Jésus n’a donné au pape ni la marche d’Ancône, ni le duché de Spolette ; et cependant le pape les possède de droit divin.
Jésus n’a point fait un sacrement du mariage ni du diaconat ; et chez nous le diaconat et le mariage sont des sacrements.
Si l’on veut bien y faire attention, la religion catholique, apostolique et romaine, est, dans toutes ses cérémonies et dans tous ses dogmes, l’opposé de la religion de Jésus.
Mais quoi ! faudra-t-il que nous judaïsions tous parce que Jésus a judaïsé toute sa vie ?
S’il était permis de raisonner conséquemment en fait de religion, il est clair que nous devrions tous nous faire juifs, puisque Jésus-Christ notre sauveur est né juif, a vécu juif, est mort juif, et qu’il a dit expressément qu’il accomplissait, qu’il remplissait la religion juive. Mais il est plus clair encore que nous devons nous tolérer mutuellement, parce que nous sommes tous faibles, inconséquents, sujets à la mutabilité, à l’erreur : un roseau couché par le vent dans la fange dira-t-il au roseau voisin couché dans un sens contraire : « Rampe à ma façon, misérable, ou je présenterai requête pour qu’on l’arrache et qu’on te brûle ? »
Mes amis, quand nous avons prêché la tolérance en prose, en vers, dans quelques chaires et dans toutes nos sociétés ; quand nous avons fait retentir ces véritables voix humaines[2] dans les orgues de nos églises, nous avons servi la nature, nous avons rétabli l’humanité dans ses droits ; et il n’y a pas aujourd’hui un ex-jésuite, ou un ex-janséniste, qui ose dire : Je suis intolérant.

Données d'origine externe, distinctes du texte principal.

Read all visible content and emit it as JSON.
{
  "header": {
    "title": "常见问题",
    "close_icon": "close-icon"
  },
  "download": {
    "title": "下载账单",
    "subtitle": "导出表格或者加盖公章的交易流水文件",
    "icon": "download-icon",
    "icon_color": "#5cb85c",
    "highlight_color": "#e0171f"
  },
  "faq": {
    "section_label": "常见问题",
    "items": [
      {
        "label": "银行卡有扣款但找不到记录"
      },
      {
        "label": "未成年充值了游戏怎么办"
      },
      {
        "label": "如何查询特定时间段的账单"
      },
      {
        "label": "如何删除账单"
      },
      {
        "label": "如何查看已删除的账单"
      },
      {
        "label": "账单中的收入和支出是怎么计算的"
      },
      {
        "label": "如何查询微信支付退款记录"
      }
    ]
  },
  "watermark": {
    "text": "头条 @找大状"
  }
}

Il y aura toujours des barbares et des fourbes qui fomenteront l’intolérance ; mais ils ne l’avoueront pas ; et c’est avoir gagné beaucoup.
Souvenons-nous toujours, mes amis, répétons (car il faut répéter de peur qu’on n’oublie), répétons[3] les paroles de l’évêque de Soissons, non pas Languet, mais Fitzjames-Stuart, dans son mandement de 1757 : « Nous devons regarder les Turcs comme nos frères. »
Songeons que dans toute l’Amérique anglaise, ce qui fait à
- ↑ Section ire dans les Questions sur l’Encyclopédie, neuvième partie, 1772. (B.)
- ↑ Il y a un jeu d’orgues qu’on appelle voix humaines, et qui se combine avec les jeux de flûtes. (Note de Voltaire.)
- ↑ Voyez le chapitre ii du Siècle de Louis XIV, et dans les Mélanges, année 1761, le Sermon du rabin Akib ; et année 1768, le Sermon de Josias Rossette. (B.)